Personal trainer Andrea Metcalf puts her quarter-century of health and fitness expertise to work for you with her Live-ilates program, based on the methods of Pilates. It combines ease of movement and structural integrity for tall posture, graceful movements and the ability to get out of bed each morning without feeling like the Tin Man in search of his oil can.
Put one foot in front of the other, and soon you'll be walking out the door. Walking is the simplest form of exercise. You can walk your dog. You can walk to work (well, not really in Chicago this time of year). You can walk over to the printer. You can walk on a treadmill. Walking is the American Heart Association's recommended way to start an exercise program. Walking with a pedometer is a great way to track your steps and really get a handle on your calorie burn and walking distance.

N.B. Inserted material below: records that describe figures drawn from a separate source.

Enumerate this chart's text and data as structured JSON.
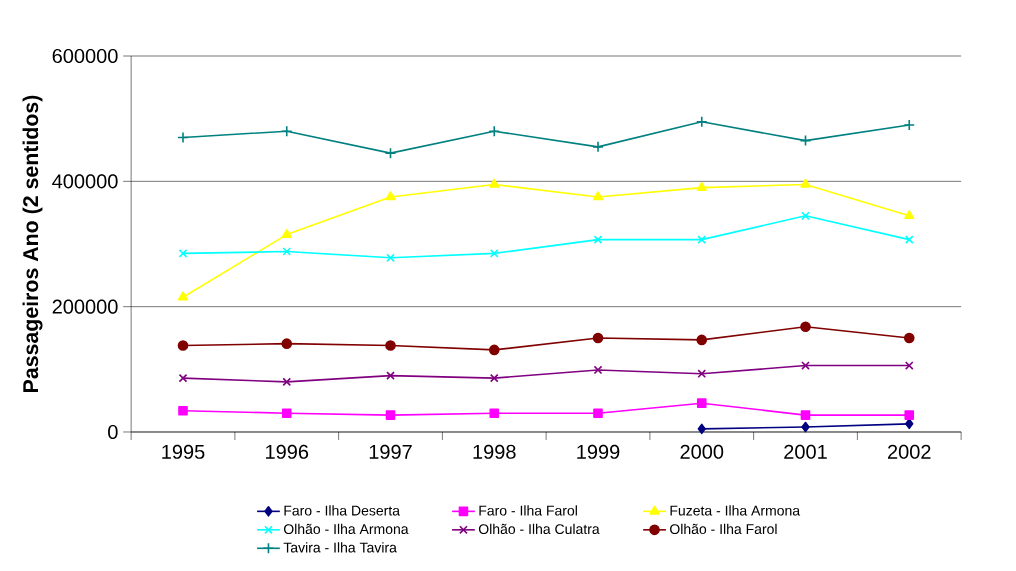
{
  "chart_data": {
    "type": "line",
    "ylabel": "Passageiros Ano (2 sentidos)",
    "categories": [
      "1995",
      "1996",
      "1997",
      "1998",
      "1999",
      "2000",
      "2001",
      "2002"
    ],
    "ylim": [
      0,
      600000
    ],
    "yticks": [
      0,
      200000,
      400000,
      600000
    ],
    "grid": "y",
    "legend": "bottom",
    "series": [
      {
        "name": "Faro - Ilha Deserta",
        "color": "#000080",
        "marker": "diamond",
        "values": [
          null,
          null,
          null,
          null,
          null,
          5000,
          8000,
          13000
        ]
      },
      {
        "name": "Faro - Ilha Farol",
        "color": "#ff00ff",
        "marker": "square",
        "values": [
          34000,
          30000,
          27000,
          30000,
          30000,
          46000,
          27000,
          27000
        ]
      },
      {
        "name": "Fuzeta - Ilha Armona",
        "color": "#ffff00",
        "marker": "triangle",
        "values": [
          215000,
          315000,
          375000,
          395000,
          375000,
          390000,
          395000,
          345000
        ]
      },
      {
        "name": "Olhão - Ilha Armona",
        "color": "#00ffff",
        "marker": "cross",
        "values": [
          285000,
          288000,
          278000,
          285000,
          307000,
          307000,
          345000,
          307000
        ]
      },
      {
        "name": "Olhão - Ilha Culatra",
        "color": "#800080",
        "marker": "cross",
        "values": [
          86000,
          80000,
          90000,
          86000,
          99000,
          93000,
          106000,
          106000
        ]
      },
      {
        "name": "Olhão - Ilha Farol",
        "color": "#800000",
        "marker": "circle",
        "values": [
          138000,
          141000,
          138000,
          131000,
          150000,
          147000,
          168000,
          150000
        ]
      },
      {
        "name": "Tavira - Ilha Tavira",
        "color": "#008080",
        "marker": "plus",
        "values": [
          470000,
          480000,
          445000,
          480000,
          455000,
          495000,
          465000,
          490000
        ]
      }
    ]
  }
}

That being said, there are wonderful ways to get more out of your walk. You can try LEKI Nordic Walking. This program uses ski-like poles to engage your upper body, is easy on the joints and burns up to 46 percent more calories than walking without poles. You could try a technical walking or core-balancing shoe, like Skechers Shape-Ups, geared at providing an unstable walking platform, higher profile to increase hip extension and dual density midsoles to increase muscle contractions.

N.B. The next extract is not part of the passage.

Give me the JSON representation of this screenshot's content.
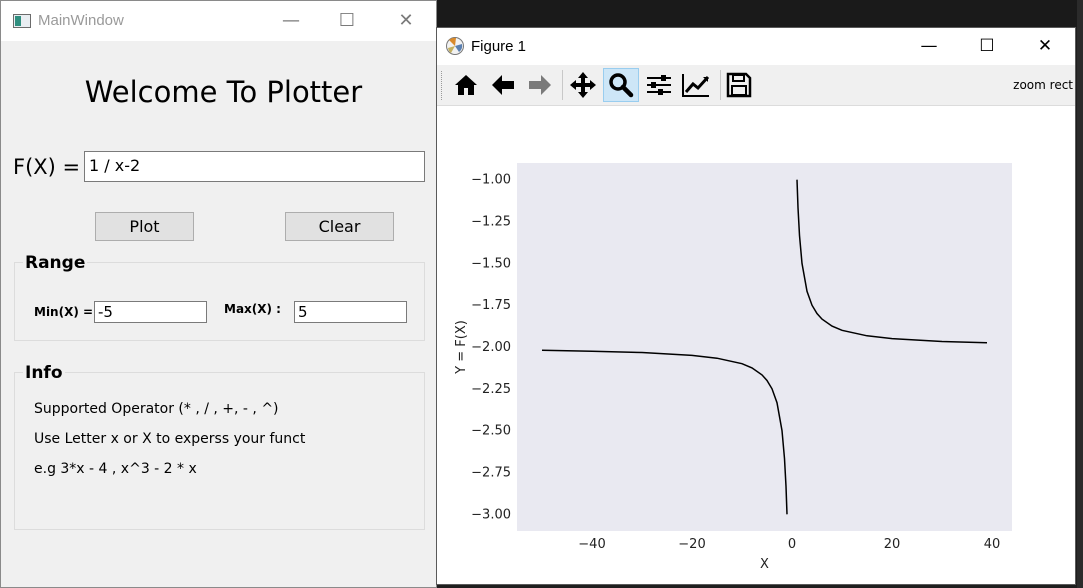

Walking 10,000 steps a day equals approximately 5 miles or a 500-calorie output. This amount of walking could lead to a 5-pound weight loss by the end of the month without any other changes. To improve your walking posture and alignment, I recommend my five Walk-ilates™ moves. Once you have been doing a considerable amount of walking daily, you'll find these moves help you improve your walk, strengthen and stretch the muscles around the hips and improve total movement patterns.
Step 1—Heel Walking
Walk on your heels for 30 paces at lease three times during your walk. Heel walking provides a natural stretch on your calf muscles and helps strengthen the shin muscles. The balanced muscle patterns can help prevent plantar fasciitis, a common ailment in walkers.
Step 2—Side Walking
Start walking sideways for at least 30 seconds, leading with the outer thigh and closing the step with the opposite leg. Then, return to your forward movement. Repeat this drill every minute for at least six minutes to help strengthen and stretch your IT band, inner and outer thighs and gluteal and hip rotator muscle groups.
Step 3—Crossover Walking
Start walking sideways with the back leg crossing over and then behind the lead leg. Some people call this move a "grapevine." I believe the pattern can help strengthen the smaller muscles supporting and stabilize the hip and knee joints.

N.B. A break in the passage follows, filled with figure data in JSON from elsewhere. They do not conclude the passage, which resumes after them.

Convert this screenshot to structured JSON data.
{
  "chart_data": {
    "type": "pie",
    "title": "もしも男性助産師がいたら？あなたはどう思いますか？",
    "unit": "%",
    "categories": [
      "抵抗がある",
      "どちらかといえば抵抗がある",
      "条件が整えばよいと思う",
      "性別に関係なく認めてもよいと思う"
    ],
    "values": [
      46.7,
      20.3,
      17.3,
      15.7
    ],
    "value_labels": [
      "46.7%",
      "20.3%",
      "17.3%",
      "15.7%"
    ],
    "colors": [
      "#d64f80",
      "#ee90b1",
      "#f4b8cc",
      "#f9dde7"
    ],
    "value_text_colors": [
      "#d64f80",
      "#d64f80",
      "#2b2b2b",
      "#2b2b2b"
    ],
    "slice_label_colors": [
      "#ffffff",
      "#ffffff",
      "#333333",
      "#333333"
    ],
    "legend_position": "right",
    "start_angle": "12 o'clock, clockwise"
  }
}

Step 4—Waist Whittler Walking
Walking with arms bent and elbows out to the side at shoulder height, increase your upper body rotation and walk a little bit slower. Perform this movement pattern for one to two minutes each time you step out.
Step 5—Toe-Turned Heel Rock
Starting in a split stance and the back foot turned inward, roll the heel up and down keeping the back leg straight and the front knee bent. This heel lift and stretch will help strengthen the calf muscles and stretch the hip flexors. Perform 10 repetitions on each side.